Ease Up on the Penny Pinching.  I’m not afraid to spend money on family fun, but I like to save where I can.  If something we use is available at Costco, the 6-month supply size is my first choice, preferably during a month when that product is in the coupon book.  If we are headed to an amusement park, it is a point of pride for me to find a discount code.  Before many vacations I have been known to scour the internet for weeks to secure the next-to-impossible hotel rate or airfare.  But once we’re “on the ground” for a vacation, I’ve found that fewer members of my family want to hurt me if I back off a little on the money front.

In my own mind, we freed up more money this year for meals and snacks by outfitting the condo with groceries.  Everyone enjoyed both sides of that equation:  We had some menu food, but we also had a hot, homemade breakfast in the apartment each morning and beach-friendly lunches in a cooler under the umbrella most days.  Still, meals are only one type of expense, which leads me to…

Empower the Kids to Spend Their Own Money.  Our kids have an outstanding income source:  their grandparents.  Whenever we are headed out of town, both grandfathers like to present each child with some spending money.  So souvenirs, trips to the candy shop, etc.–anything that one of the kids wants but that is not part of meals or full-family activities–are their own purchases.

It’s amazing how much more frugal and savvy a 9, 13, or 16 year old becomes when the money is coming from his or her own wallet.

Don’t Overload (or allow others to overload) Our Schedule  As a family, we are skilled enough at over-committing ourselves, but when traveling with others it is that much easier for the vacation to become busier than regular life at home.  And on this trip we were staying in the same building as my wife’s parents and her sister’s family.

We spent plenty of time with grandparents, aunt & uncle, and cousins during the week, but we also preserved our own family time.  We opted out of a few early dinners (the norm for all of the in-laws) to stay on the beach well after the lifeguards had left for the day–We enjoy that.  It’s more peaceful and quite a bit cooler with the sun dropping behind the condo, some of our favorite beach time.  Instead of joining the relatives in the evening, we stayed in for a quiet dinner for 5 and the Olympics on TV.

It’s telling that our 13 year old commented as we left for home that “it was nice not to be rushing to get to reservations every night this year.”  Mouths of babes?
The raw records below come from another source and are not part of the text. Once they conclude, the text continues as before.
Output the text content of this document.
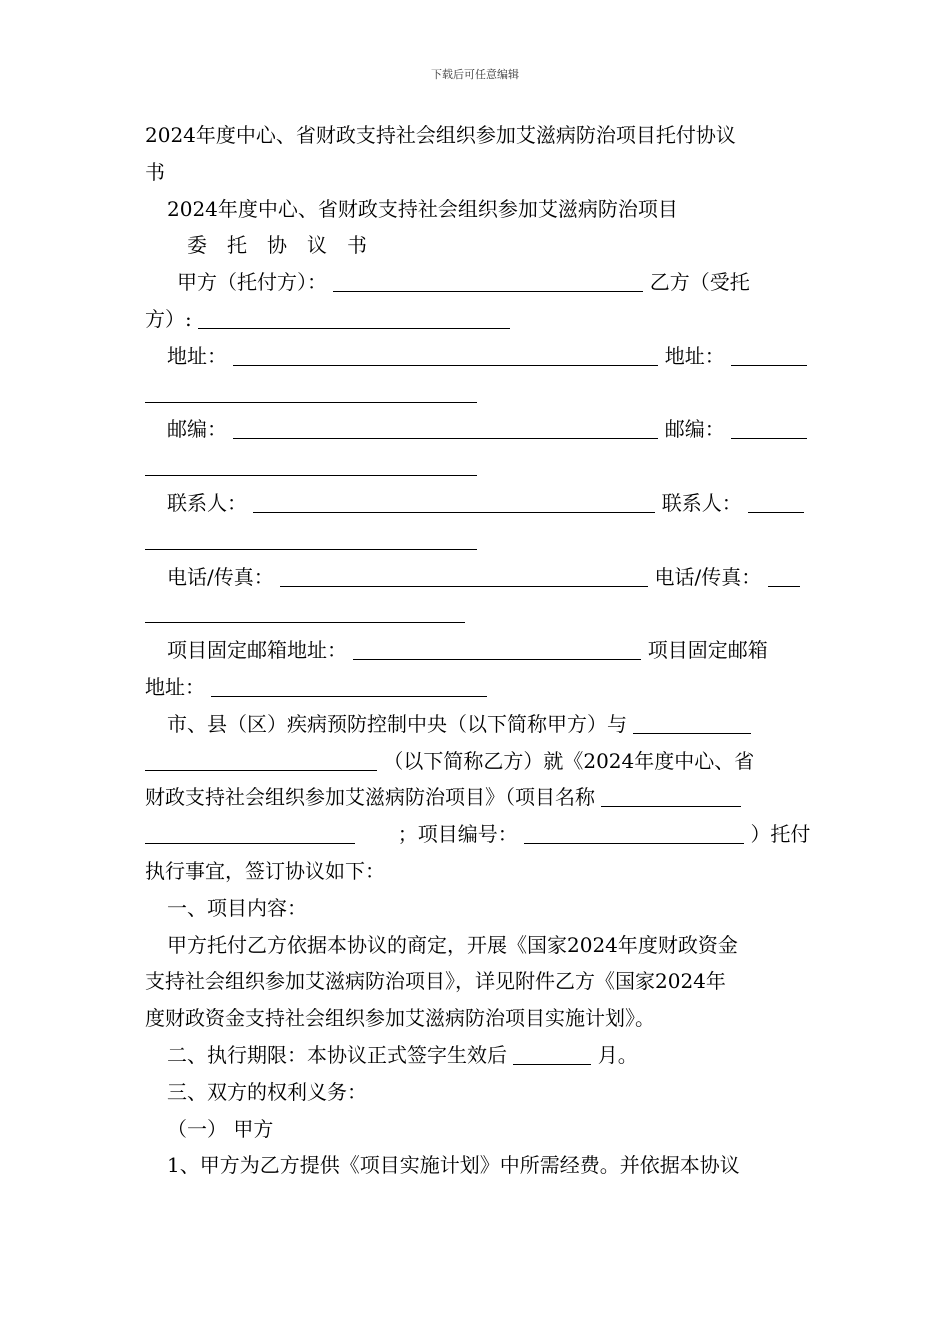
下载后可任意编辑
2024年度中心、省财政支持社会组织参加艾滋病防治项目托付协议
书
2024年度中心、省财政支持社会组织参加艾滋病防治项目
委托协议书
甲方（托付方）：	乙方（受托
方）:
地址：	地址：
邮编：	邮编：
联系人：	联系人：
电话/传真：	电话/传真：
项目固定邮箱地址：	项目固定邮箱
地址：
市、县（区）疾病预防控制中央（以下简称甲方）与
（以下简称乙方）就《2024年度中心、省
财政支持社会组织参加艾滋病防治项目》（项目名称
；项目编号：	）托付
执行事宜，签订协议如下：
一、项目内容：
甲方托付乙方依据本协议的商定，开展《国家2024年度财政资金
支持社会组织参加艾滋病防治项目》，详见附件乙方《国家2024年
度财政资金支持社会组织参加艾滋病防治项目实施计划》。
二、执行期限：本协议正式签字生效后	月。
三、双方的权利义务：
（一） 甲方
1、甲方为乙方提供《项目实施计划》中所需经费。并依据本协议
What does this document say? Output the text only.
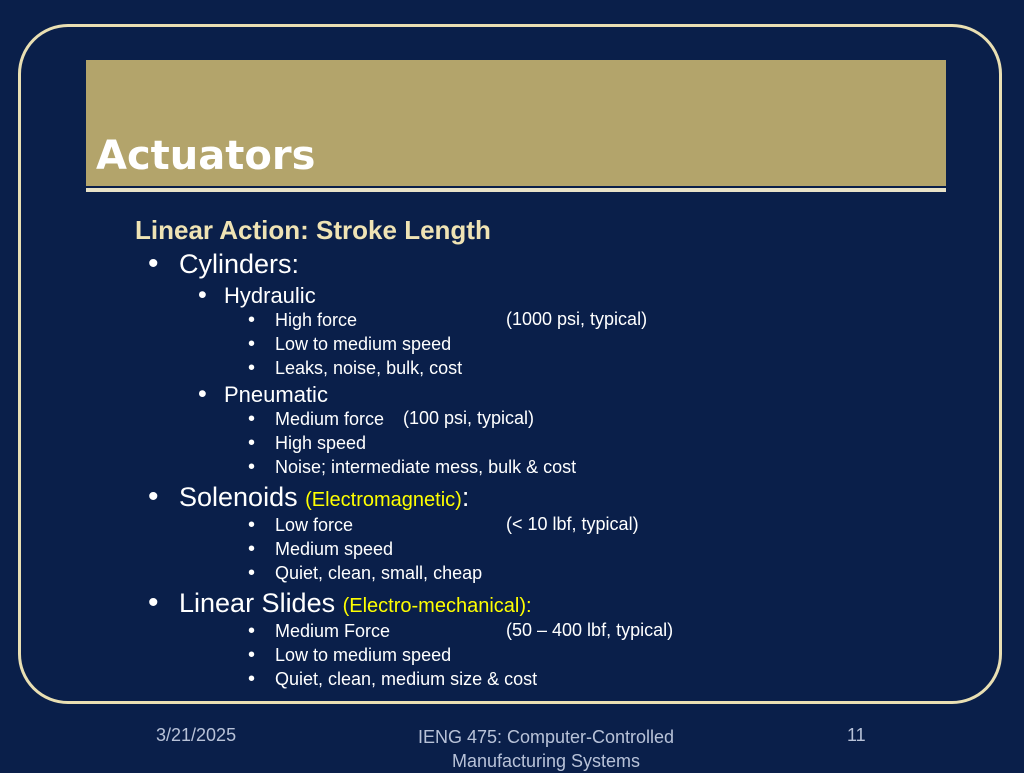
Actuators
Linear Action: Stroke Length
• Cylinders:
• Hydraulic
• High force	(1000 psi, typical)
• Low to medium speed
• Leaks, noise, bulk, cost
• Pneumatic
• Medium force (100 psi, typical)
• High speed
• Noise; intermediate mess, bulk & cost
• Solenoids (Electromagnetic):
• Low force	(< 10 lbf, typical)
• Medium speed
• Quiet, clean, small, cheap
• Linear Slides (Electro-mechanical):
• Medium Force	(50 – 400 lbf, typical)
• Low to medium speed
• Quiet, clean, medium size & cost
3/21/2025	IENG 475: Computer-Controlled
Manufacturing Systems
11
So It’s a Deal.  My goal for our next vacation is to keep the “off” in “time off” and to remember the trite “working vacation” oxymoron….which reminds me of the time I used the term oxymoron in an English classroom and one of my students actually raised his hand to ask, “Did you just call someone in here a dumb cow?”  But that’s a story for another time.

Note:  To be clear, the opinions expressed in this post are my own.  DadKnowsBetter has not been compensated, encouraged, or otherwise influenced to mention or promote any place, business, or activity in this post.  Neither have I been coerced or threatened not to mention our extended family–yet.